Es ist der, der auch vom Himmel herabgekommen ist: der Menschensohn.“ (Joh 3,13)
Und noch deutlicher im Johannes-Prolog:
„Im Anfang war das Wort,
und das Wort war bei Gott,
und das Wort war Gott.“ (Joh 1,1)
„Und das Wort wurde Fleisch und wohnte unter uns,
und wir sahen seine Herrlichkeit,
die Herrlichkeit des einzigen Sohnes vom Vater,
voller Gnade und Wahrheit.“ (Joh 1,14)
Wenn wir über Jesus Christus sprechen,
sprechen wir über den Ort,
die Person,
in der Gott und Welt,
Gott und Mensch
eins wurden – ungetrennt und unvermischt.
Gott am Kreuz
Das ist die Faszination:
In Jesus Christus erscheint uns mehr als nur Menschliches.
Hier ist Gott uns nah.
Hier ist Gott mit uns und für uns.
Wichtig ist dabei: Gott ist nicht getrennt von Jesus Christus –
auch nicht am Kreuz.
Das Bild vom grimmigen Gott,
der sich zurückzieht,
passt nicht zum Denken des Johannesevangeliums.
Wenn Jesus Christus am Kreuz stirbt,
verabschiedet sich Gott nicht.
Er schaut nicht von oben herab.
Er ist mittendrin.
Das ist die Herausforderung des Christentums,
sein zentrales Gewicht:
Auch am Kreuz sind Gott und Mensch vereint –
ungetrennt und unvermischt.
Das hat ungeheure Konsequenzen.
Brillant beschreibt es G. K. Chesterton:
„Am Kreuz hing nicht nur ein Mensch, der von Gott verlassen war;
am Kreuz hing Gott selbst, der von Gott verlassen war.
Und das ist ein Rätsel, das tiefer geht als alle Theologien.

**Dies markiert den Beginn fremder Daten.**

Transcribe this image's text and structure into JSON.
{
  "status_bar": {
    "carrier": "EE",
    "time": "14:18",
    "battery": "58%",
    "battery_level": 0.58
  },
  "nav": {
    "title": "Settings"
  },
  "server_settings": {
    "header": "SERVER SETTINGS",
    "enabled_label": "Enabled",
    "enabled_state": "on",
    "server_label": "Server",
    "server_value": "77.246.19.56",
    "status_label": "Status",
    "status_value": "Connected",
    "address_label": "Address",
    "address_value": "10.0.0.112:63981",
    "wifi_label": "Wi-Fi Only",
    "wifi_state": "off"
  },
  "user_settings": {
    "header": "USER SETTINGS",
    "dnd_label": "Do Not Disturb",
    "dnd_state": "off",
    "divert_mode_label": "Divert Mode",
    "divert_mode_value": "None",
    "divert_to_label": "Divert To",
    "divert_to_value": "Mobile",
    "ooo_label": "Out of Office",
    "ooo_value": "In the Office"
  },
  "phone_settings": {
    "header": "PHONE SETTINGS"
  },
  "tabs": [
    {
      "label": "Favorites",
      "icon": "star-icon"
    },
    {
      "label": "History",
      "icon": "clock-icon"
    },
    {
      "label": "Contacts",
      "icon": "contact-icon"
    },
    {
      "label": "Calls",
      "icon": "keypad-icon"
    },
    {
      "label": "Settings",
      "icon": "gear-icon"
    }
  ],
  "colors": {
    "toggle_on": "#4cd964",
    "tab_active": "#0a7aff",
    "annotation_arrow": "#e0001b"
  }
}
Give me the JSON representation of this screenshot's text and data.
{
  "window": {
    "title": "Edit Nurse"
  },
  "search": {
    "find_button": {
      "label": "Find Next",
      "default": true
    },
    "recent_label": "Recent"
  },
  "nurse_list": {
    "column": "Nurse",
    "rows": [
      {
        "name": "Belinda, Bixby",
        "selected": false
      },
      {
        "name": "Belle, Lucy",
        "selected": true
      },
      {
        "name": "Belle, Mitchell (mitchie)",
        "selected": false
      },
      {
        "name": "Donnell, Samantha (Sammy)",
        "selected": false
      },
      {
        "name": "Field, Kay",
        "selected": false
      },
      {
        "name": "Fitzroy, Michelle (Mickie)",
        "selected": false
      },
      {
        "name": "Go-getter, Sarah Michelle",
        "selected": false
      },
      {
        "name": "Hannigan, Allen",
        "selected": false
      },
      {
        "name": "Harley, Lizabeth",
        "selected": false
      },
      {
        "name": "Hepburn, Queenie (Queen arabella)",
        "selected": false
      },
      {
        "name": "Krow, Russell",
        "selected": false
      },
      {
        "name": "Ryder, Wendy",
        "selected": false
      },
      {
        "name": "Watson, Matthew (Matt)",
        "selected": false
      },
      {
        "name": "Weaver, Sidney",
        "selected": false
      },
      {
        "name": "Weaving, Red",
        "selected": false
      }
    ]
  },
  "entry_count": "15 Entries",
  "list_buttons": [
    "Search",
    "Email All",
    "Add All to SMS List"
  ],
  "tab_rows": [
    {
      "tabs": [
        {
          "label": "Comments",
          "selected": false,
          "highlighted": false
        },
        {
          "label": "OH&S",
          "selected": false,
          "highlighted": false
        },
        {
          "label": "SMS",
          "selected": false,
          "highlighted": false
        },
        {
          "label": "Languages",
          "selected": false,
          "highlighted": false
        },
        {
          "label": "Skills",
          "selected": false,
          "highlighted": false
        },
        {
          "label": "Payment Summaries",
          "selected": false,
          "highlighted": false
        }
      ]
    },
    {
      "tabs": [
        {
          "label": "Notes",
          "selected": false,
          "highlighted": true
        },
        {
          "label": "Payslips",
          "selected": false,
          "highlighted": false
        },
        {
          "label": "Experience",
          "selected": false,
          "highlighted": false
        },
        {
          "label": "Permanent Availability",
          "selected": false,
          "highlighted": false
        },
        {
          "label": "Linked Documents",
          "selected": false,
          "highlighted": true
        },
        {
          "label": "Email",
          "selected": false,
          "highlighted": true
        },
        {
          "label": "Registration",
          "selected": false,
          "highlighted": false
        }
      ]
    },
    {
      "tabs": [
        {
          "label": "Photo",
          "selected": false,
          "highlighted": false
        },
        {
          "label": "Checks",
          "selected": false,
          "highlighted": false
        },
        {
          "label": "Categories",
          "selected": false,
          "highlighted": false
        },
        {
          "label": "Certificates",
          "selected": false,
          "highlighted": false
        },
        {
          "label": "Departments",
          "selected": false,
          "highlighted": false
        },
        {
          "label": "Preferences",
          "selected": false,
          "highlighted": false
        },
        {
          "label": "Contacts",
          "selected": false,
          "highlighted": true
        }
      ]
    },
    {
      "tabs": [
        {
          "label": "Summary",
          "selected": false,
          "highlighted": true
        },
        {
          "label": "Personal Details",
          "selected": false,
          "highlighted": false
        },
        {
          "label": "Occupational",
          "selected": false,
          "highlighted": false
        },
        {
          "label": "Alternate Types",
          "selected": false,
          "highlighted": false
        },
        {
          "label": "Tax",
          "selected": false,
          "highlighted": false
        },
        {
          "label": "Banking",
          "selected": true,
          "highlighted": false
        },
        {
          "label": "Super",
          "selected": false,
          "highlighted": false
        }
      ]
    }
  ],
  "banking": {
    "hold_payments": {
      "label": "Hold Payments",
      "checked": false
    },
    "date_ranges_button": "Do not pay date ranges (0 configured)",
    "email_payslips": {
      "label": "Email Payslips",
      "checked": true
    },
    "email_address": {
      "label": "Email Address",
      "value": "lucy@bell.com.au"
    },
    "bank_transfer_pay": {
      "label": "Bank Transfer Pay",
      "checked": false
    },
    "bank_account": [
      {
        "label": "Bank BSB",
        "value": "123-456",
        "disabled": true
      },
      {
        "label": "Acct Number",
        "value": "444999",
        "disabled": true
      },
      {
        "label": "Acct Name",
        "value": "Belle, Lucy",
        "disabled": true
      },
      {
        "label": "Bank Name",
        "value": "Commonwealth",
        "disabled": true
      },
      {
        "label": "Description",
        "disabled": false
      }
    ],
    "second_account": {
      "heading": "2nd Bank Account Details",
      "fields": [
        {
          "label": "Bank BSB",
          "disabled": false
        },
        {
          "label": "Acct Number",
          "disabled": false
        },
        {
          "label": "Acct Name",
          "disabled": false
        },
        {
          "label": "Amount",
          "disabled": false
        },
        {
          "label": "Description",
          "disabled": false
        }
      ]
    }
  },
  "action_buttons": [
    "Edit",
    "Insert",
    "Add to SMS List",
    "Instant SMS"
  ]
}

Es ist die einzige Religion, in der Gott sich selbst atheistisch nennt.
[…]
Die Verzweiflung, die das Christentum kennt, ist einzigartig,
denn sie wurde selbst von Gott durchlebt.
Kein anderer Gott, keine andere Religion,
hat es je gewagt, die Gottverlassenheit ins Herz ihres Glaubens zu stellen.“
(The Everlasting Man, Teil II, Kap. 6)
Wenn wir Gott und Mensch in Jesus Christus am Kreuz zusammen denken,
dann wird das Kreuz zum Ort,
wo Gott selbst von Gott verlassen wurde.
„Eli, eli, lama asabtani?“
„Mein Gott, mein Gott, warum hast du mich verlassen?“
Gott selbst erlebte Gottverlassenheit.
Jesus Christus fühlte sich atheistisch –
ohne Gott sein und leiden zu müssen.
Der Kern des Christentums
Und das ist der Kern des Christentums:
Nicht dass wir stark sind.
Nicht dass wir geistlich tief leben
und so die Distanz zu Gott überwinden –
durch Gebet, Fasten, Traditionen oder Rituale.
Nein.
Die christliche Botschaft lautet:
Gott kommt auf uns zu.
Er steigt hinab bis in den Tiefpunkt unserer Existenz,
hinein ins grösste Leiden und Versagen.
Dort, wo unser Glaube erlischt,
wo wir uns selbst von Gott verlassen fühlen,
im Tod selbst –
ist er gegenwärtig.
Und erstaunlich:
Gerade prominente Atheisten lassen sich von dieser Botschaft faszinieren.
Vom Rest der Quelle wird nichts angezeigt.